Many years ago a young woman from my home town died in a terrible fire. I did not know her well, but was acquainted with her since her family went to my church. The fire began in the night because of an electrical short and the entire house sustained terrible damage. It was an off-campus college residence and she was the only fatality. That incident has remained indelibly etched in my memory, perhaps because I was in high school, a time when the highs and lows of adolescence seem, well, much higher and much lower. I felt such empathy for her family and the years they would have without her.
One of the maxims of beginning fiction writers like me is to write what you know. Because I’ve lived in a small town all my life, all of the stories from my first book, The Education of a Teacher, came from that small town. The people were real, the stories were true. The dialogue and choices about the arrangement of the plot were creative. But always this book was mainly concerned with what actually happened in my teaching life.
Now I move into fiction as I write my second book.

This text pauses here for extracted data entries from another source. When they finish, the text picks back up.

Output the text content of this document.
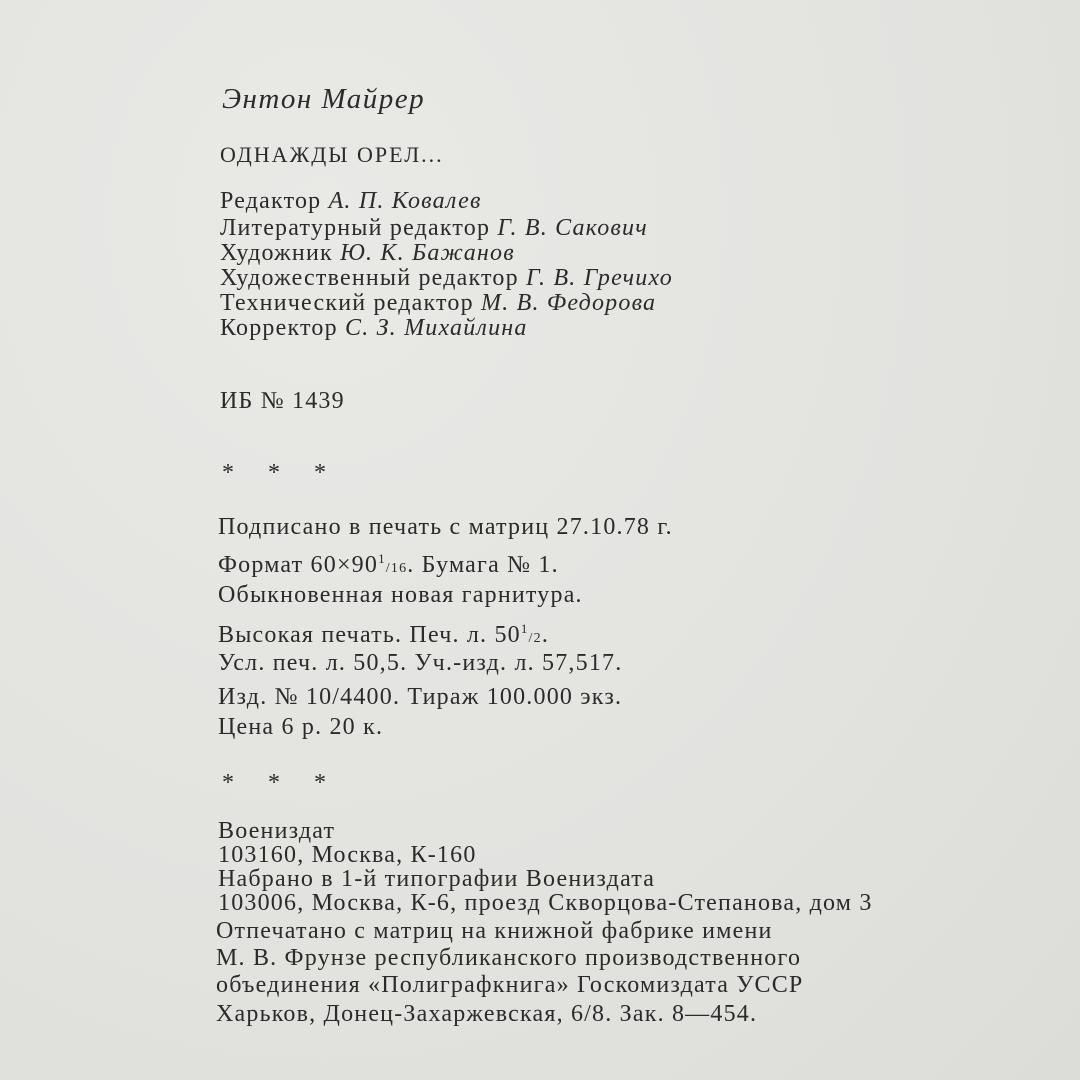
Энтон Майрер
ОДНАЖДЫ ОРЕЛ...
Редактор А. П. Ковалев
Литературный редактор Г. В. Сакович
Художник Ю. К. Бажанов
Художественный редактор Г. В. Гречихо
Технический редактор М. В. Федорова
Корректор С. З. Михайлина
ИБ № 1439
* * *
Подписано в печать с матриц 27.10.78 г.
Формат $60\times 90^1/16$. Бумага № 1.
Обыкновенная новая гарнитура.
Высокая печать. Печ. л. $50^1/2$.
Усл. печ. л. 50,5. Уч.-изд. л. 57,517.
Изд. № 10/4400. Тираж 100.000 экз.
Цена 6 р. 20 к.
* * *
Воениздат
103160, Москва, К-160
Набрано в 1-й типографии Воениздата
103006, Москва, К-6, проезд Скворцова-Степанова, дом 3
Отпечатано с матриц на книжной фабрике имени
М. В. Фрунзе республиканского производственного
объединения «Полиграфкнига» Госкомиздата УССР
Харьков, Донец-Захаржевская, 6/8. Зак. 8—454.
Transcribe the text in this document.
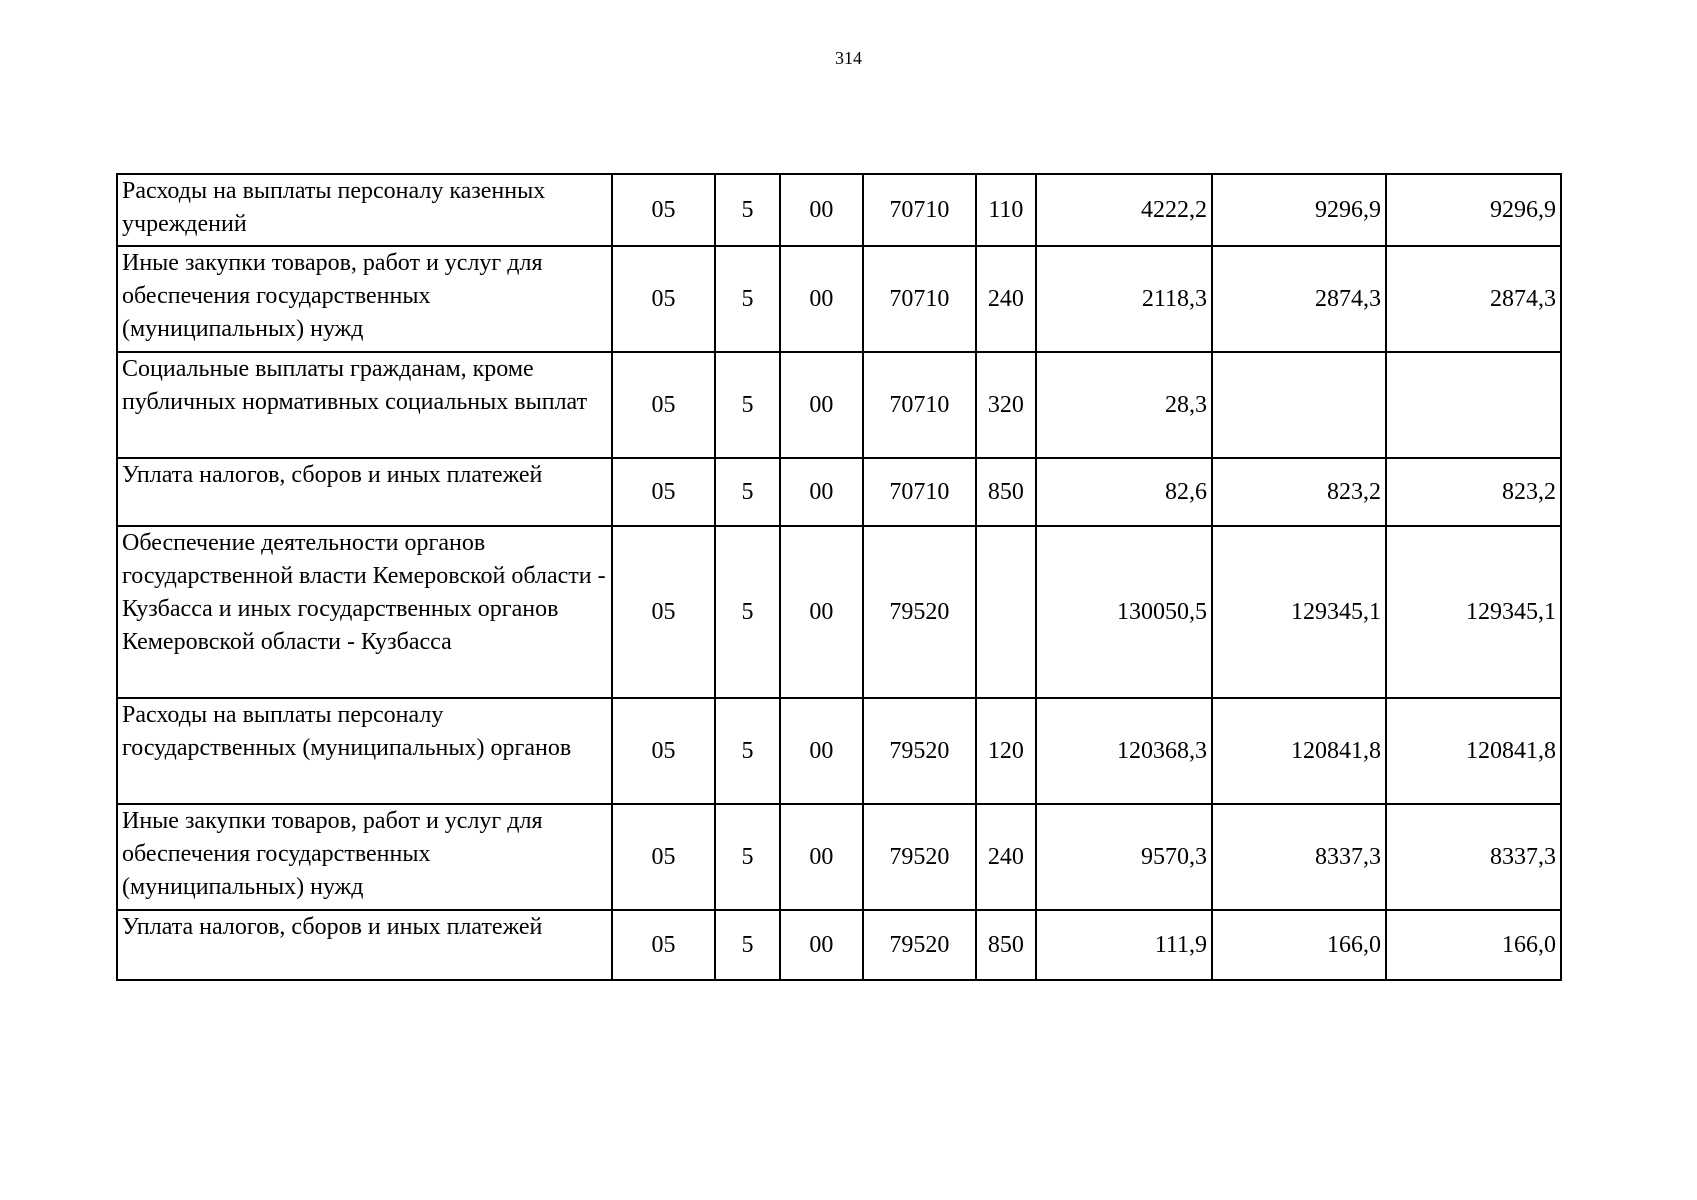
314
Расходы на выплаты персоналу казенных учреждений	05	5	00	70710	110	4222,2	9296,9	9296,9
Иные закупки товаров, работ и услуг для обеспечения государственных (муниципальных) нужд	05	5	00	70710	240	2118,3	2874,3	2874,3
Социальные выплаты гражданам, кроме публичных нормативных социальных выплат	05	5	00	70710	320	28,3		
Уплата налогов, сборов и иных платежей	05	5	00	70710	850	82,6	823,2	823,2
Обеспечение деятельности органов государственной власти Кемеровской области - Кузбасса и иных государственных органов Кемеровской области - Кузбасса	05	5	00	79520		130050,5	129345,1	129345,1
Расходы на выплаты персоналу государственных (муниципальных) органов	05	5	00	79520	120	120368,3	120841,8	120841,8
Иные закупки товаров, работ и услуг для обеспечения государственных (муниципальных) нужд	05	5	00	79520	240	9570,3	8337,3	8337,3
Уплата налогов, сборов и иных платежей	05	5	00	79520	850	111,9	166,0	166,0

Early in my teaching career, I taught a young woman who could not give a speech in front of an audience without sneezing, sometimes a hundred times. She connected any kind of situation where she was the center of attention with a terrible experience that had happened to her when she was in elementary school. A teacher had embarrassed her, unmercifully, in front of her peers. Because of the way her brain processed that event, she believed that if she spoke in front of an audience she would be mortified, humiliated, and unable to proceed. Perhaps because a sneeze was involved in the earlier incident, her body chose that reaction and it convinced teachers that she could not speak. So they would give her a different assignment and call it a day.
That episode represented an extreme instance of an idea called perceptual constancy. If something happens to us—especially an emotionally terrifying event—we believe, under somewhat similar circumstances, that the result will be the same the second time. The classic cliché is the example of a youngster who is afraid of dogs all her life because a dog bit her when she was young.

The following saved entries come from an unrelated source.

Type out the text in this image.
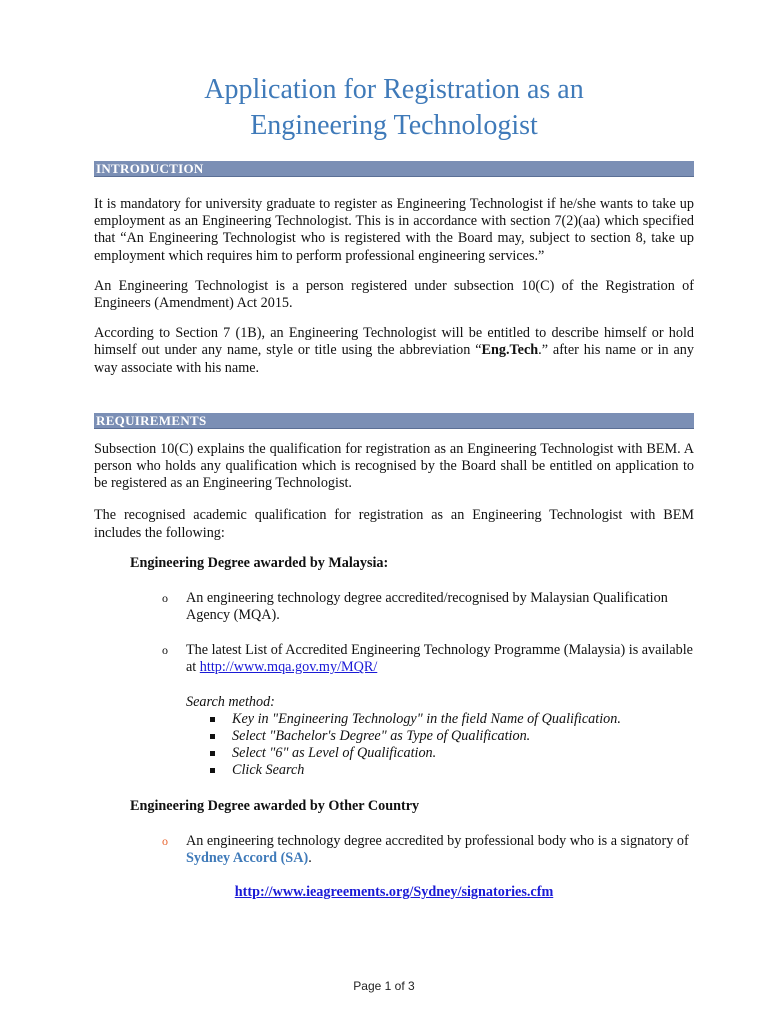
Application for Registration as an
Engineering Technologist
INTRODUCTION

It is mandatory for university graduate to register as Engineering Technologist if he/she wants to take up employment as an Engineering Technologist. This is in accordance with section 7(2)(aa) which specified that “An Engineering Technologist who is registered with the Board may, subject to section 8, take up employment which requires him to perform professional engineering services.”

An Engineering Technologist is a person registered under subsection 10(C) of the Registration of Engineers (Amendment) Act 2015.

According to Section 7 (1B), an Engineering Technologist will be entitled to describe himself or hold himself out under any name, style or title using the abbreviation “Eng.Tech.” after his name or in any way associate with his name.

REQUIREMENTS

Subsection 10(C) explains the qualification for registration as an Engineering Technologist with BEM. A person who holds any qualification which is recognised by the Board shall be entitled on application to be registered as an Engineering Technologist.

The recognised academic qualification for registration as an Engineering Technologist with BEM includes the following:

Engineering Degree awarded by Malaysia:
o An engineering technology degree accredited/recognised by Malaysian Qualification Agency (MQA).
o The latest List of Accredited Engineering Technology Programme (Malaysia) is available at http://www.mqa.gov.my/MQR/
Search method:
Key in "Engineering Technology" in the field Name of Qualification.
Select "Bachelor's Degree" as Type of Qualification.
Select "6" as Level of Qualification.
Click Search
Engineering Degree awarded by Other Country
o An engineering technology degree accredited by professional body who is a signatory of Sydney Accord (SA).
http://www.ieagreements.org/Sydney/signatories.cfm
Page 1 of 3
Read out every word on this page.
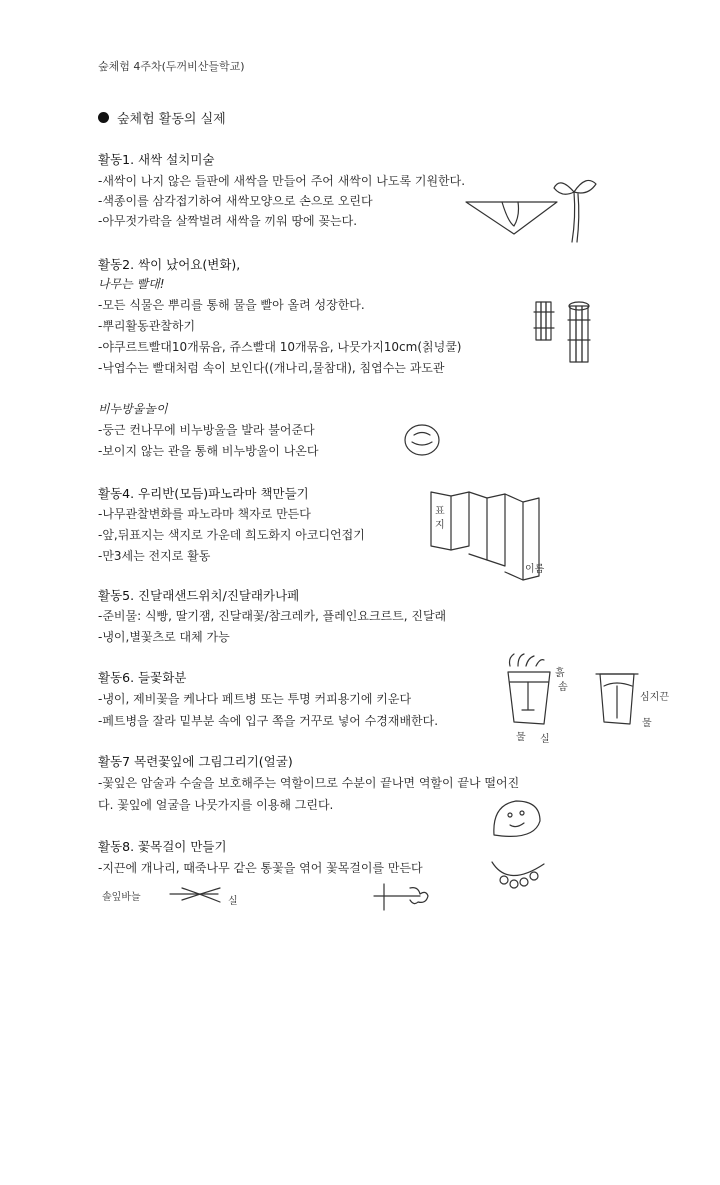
숲체험 4주차(두꺼비산들학교)
숲체험 활동의 실제
활동1. 새싹 설치미술
-새싹이 나지 않은 들판에 새싹을 만들어 주어 새싹이 나도록 기원한다.
-색종이를 삼각접기하여 새싹모양으로 손으로 오린다
-아무젓가락을 살짝벌려 새싹을 끼워 땅에 꽂는다.
활동2. 싹이 났어요(변화),
나무는 빨대!
-모든 식물은 뿌리를 통해 물을 빨아 올려 성장한다.
-뿌리활동관찰하기
-야쿠르트빨대10개묶음, 쥬스빨대 10개묶음, 나뭇가지10cm(칡넝쿨)
-낙엽수는 빨대처럼 속이 보인다((개나리,물참대), 침엽수는 과도관
비누방울놀이
-둥근 컨나무에 비누방울을 발라 불어준다
-보이지 않는 관을 통해 비누방울이 나온다
활동4. 우리반(모듬)파노라마 책만들기
-나무관찰변화를 파노라마 책자로 만든다
-앞,뒤표지는 색지로 가운데 희도화지 아코디언접기
-만3세는 전지로 활동
활동5. 진달래샌드위치/진달래카나페
-준비물: 식빵, 딸기잼, 진달래꽃/참크레카, 플레인요크르트, 진달래
-냉이,별꽃츠로 대체 가능
활동6. 들꽃화분
-냉이, 제비꽃을 케나다 페트병 또는 투명 커피용기에 키운다
-페트병을 잘라 밑부분 속에 입구 쪽을 거꾸로 넣어 수경재배한다.
활동7 목련꽃잎에 그림그리기(얼굴)
-꽃잎은 암술과 수술을 보호해주는 역할이므로 수분이 끝나면 역할이 끝나 떨어진
다. 꽃잎에 얼굴을 나뭇가지를 이용해 그린다.
활동8. 꽃목걸이 만들기
-지끈에 개나리, 때죽나무 같은 통꽃을 엮어 꽃목걸이를 만든다
표 지
이름
흙
솜
물 실
심지끈
물
솔잎바늘	실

So, to repeat myself, writing fiction can result in a strange intertwining of imagination and real life. The main character in my new novel, Grace Kimball, carries a terrible burden. She survived such a fire in college and others did not. Grace carries a physical reminder of that fire, a small, white scar on one of her hands. Whenever she is feeling stressed or unsure of herself, she relives—in a dream—that terrible fire. Any situation where fire is involved causes Grace to have both a strong physical and emotional reaction.
So, what is a good fiction author to do when it is her responsibility to put her main character through the grinder of stress, emotional terror, physical discomfort, and downright horror? Hmmm… think I might need to have a fire in this book?